Digital trade receives significant attention: Cambodia agrees not to impose discriminatory digital services taxes on U.S. companies or customs duties on electronic transmissions; it must facilitate cross-border data transfers necessary for business operations; consult with the United States before entering into digital trade agreements with other countries; and refrain from imposing conditions requiring technology transfer as a condition of doing business in its territory.

Rules of origin provisions are designed so benefits primarily accrue to nationals of both countries; either party may establish rules if benefits flow disproportionately elsewhere.

In matters relating to economic security, when the United States imposes restrictions on third-country goods or services under domestic law, it will notify Cambodia so similar measures can be considered without infringing upon Cambodian sovereignty.

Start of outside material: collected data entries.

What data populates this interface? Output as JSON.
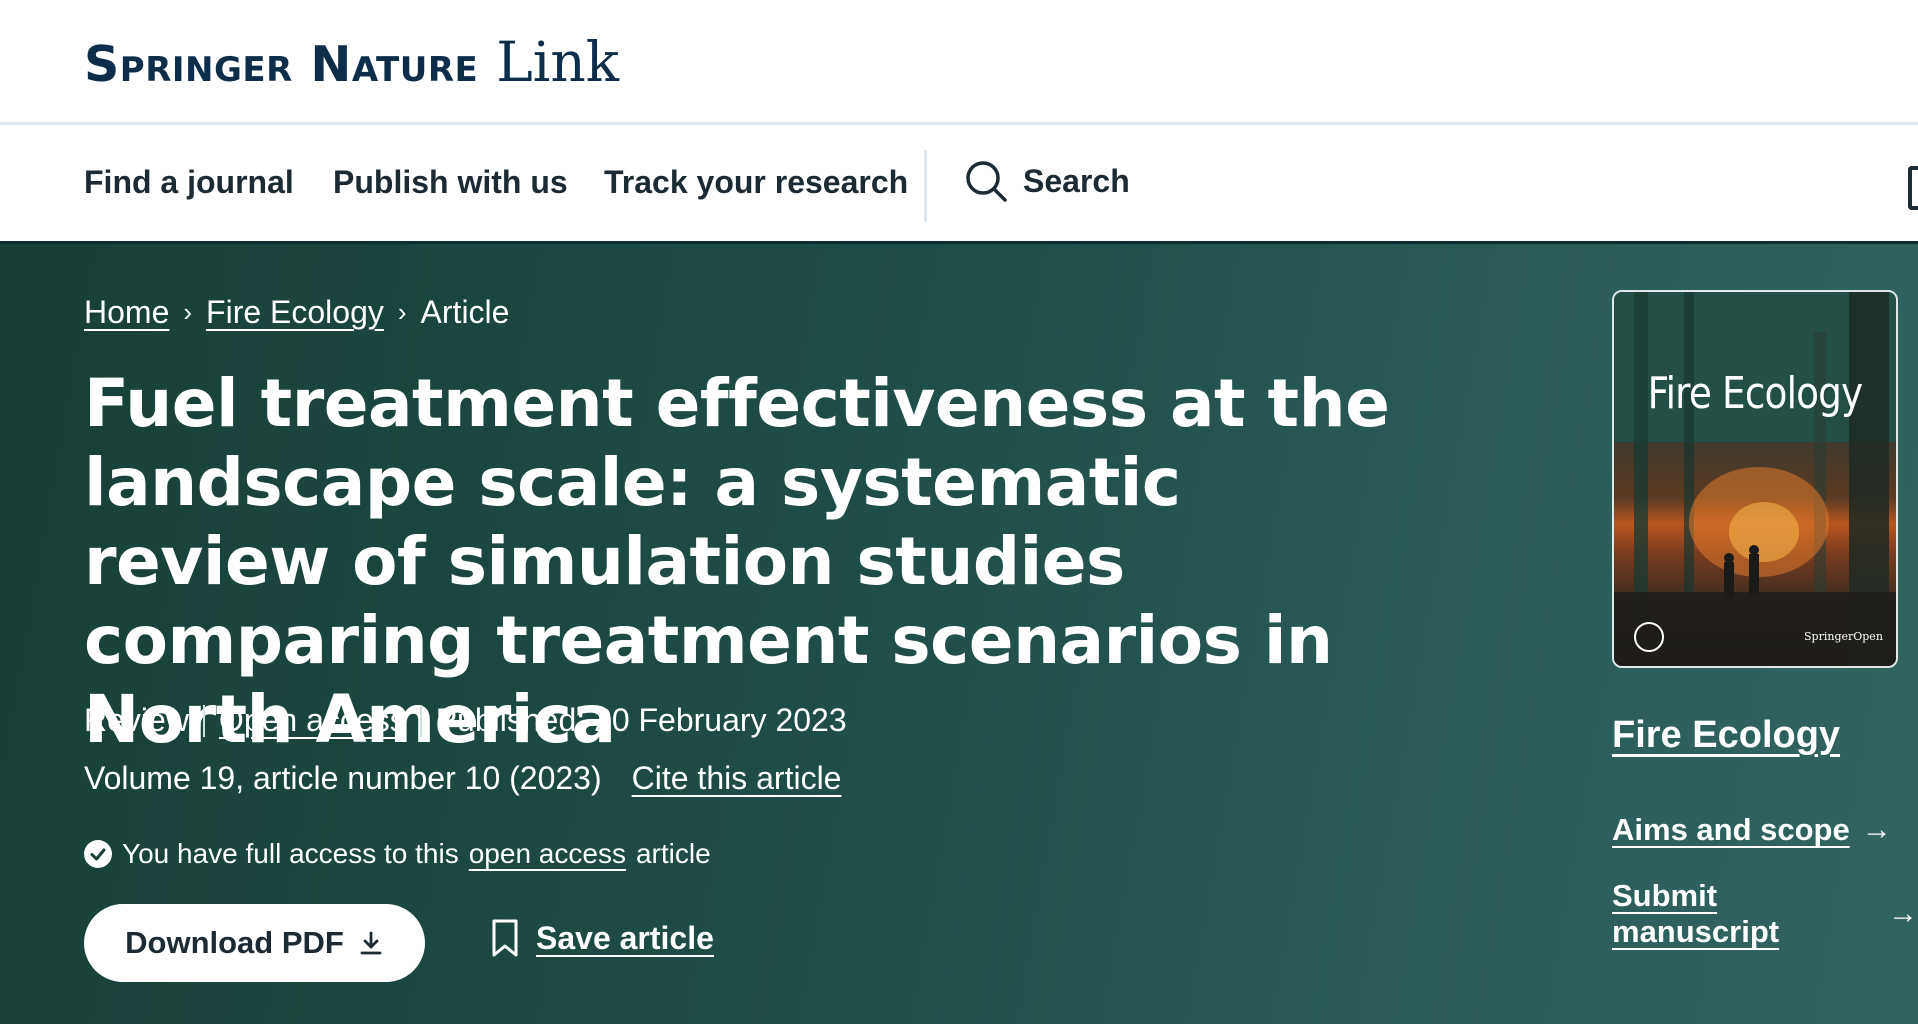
{
  "logo": {
    "brand": "Springer Nature",
    "product": "Link"
  },
  "nav": {
    "items": [
      "Find a journal",
      "Publish with us",
      "Track your research"
    ],
    "search_label": "Search"
  },
  "breadcrumb": {
    "home": "Home",
    "journal": "Fire Ecology",
    "current": "Article"
  },
  "article": {
    "title": "Fuel treatment effectiveness at the landscape scale: a systematic review of simulation studies comparing treatment scenarios in North America",
    "type": "Review",
    "open_access": "Open access",
    "published": "Published: 20 February 2023",
    "volume": "Volume 19, article number 10 (2023)",
    "cite": "Cite this article",
    "access_prefix": "You have full access to this",
    "access_link": "open access",
    "access_suffix": "article"
  },
  "actions": {
    "download": "Download PDF",
    "save": "Save article"
  },
  "journal_panel": {
    "cover_title": "Fire Ecology",
    "cover_publisher": "SpringerOpen",
    "journal_name": "Fire Ecology",
    "aims": "Aims and scope",
    "submit": "Submit manuscript"
  },
  "colors": {
    "hero_start": "#173f37",
    "hero_end": "#31655f",
    "brand_navy": "#0d2d4a"
  }
}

Both sides agree to cooperate on export controls relating to sensitive technologies and align sanctions policy where appropriate.

The agreement further encourages streamlined defense trade between the two nations and obligates Cambodia to take steps against duty evasion practices such as illegal transshipment.

On investment issues, Cambodia agrees to facilitate U.S. investment in critical sectors like minerals extraction and infrastructure under terms no less favorable than those offered domestically; meanwhile, the United States may consider supporting financing initiatives through institutions like EXIM Bank or DFC if eligible.

State-owned enterprises (SOEs) in Cambodia are expected to act according to commercial considerations when engaging in transactions involving U.S.-origin goods or services without discrimination or preferential subsidies.

The final sections cover implementation details: amendments require mutual written consent; disputes should first seek consultation before unilateral action; either party may terminate with six months’ notice after prior consultation where practicable; entry into force occurs upon completion of internal legal procedures by both parties.

President Trump stated his support for strengthening economic ties through this arrangement while Prime Minister Hun Manet affirmed his government’s commitment during the signing ceremony.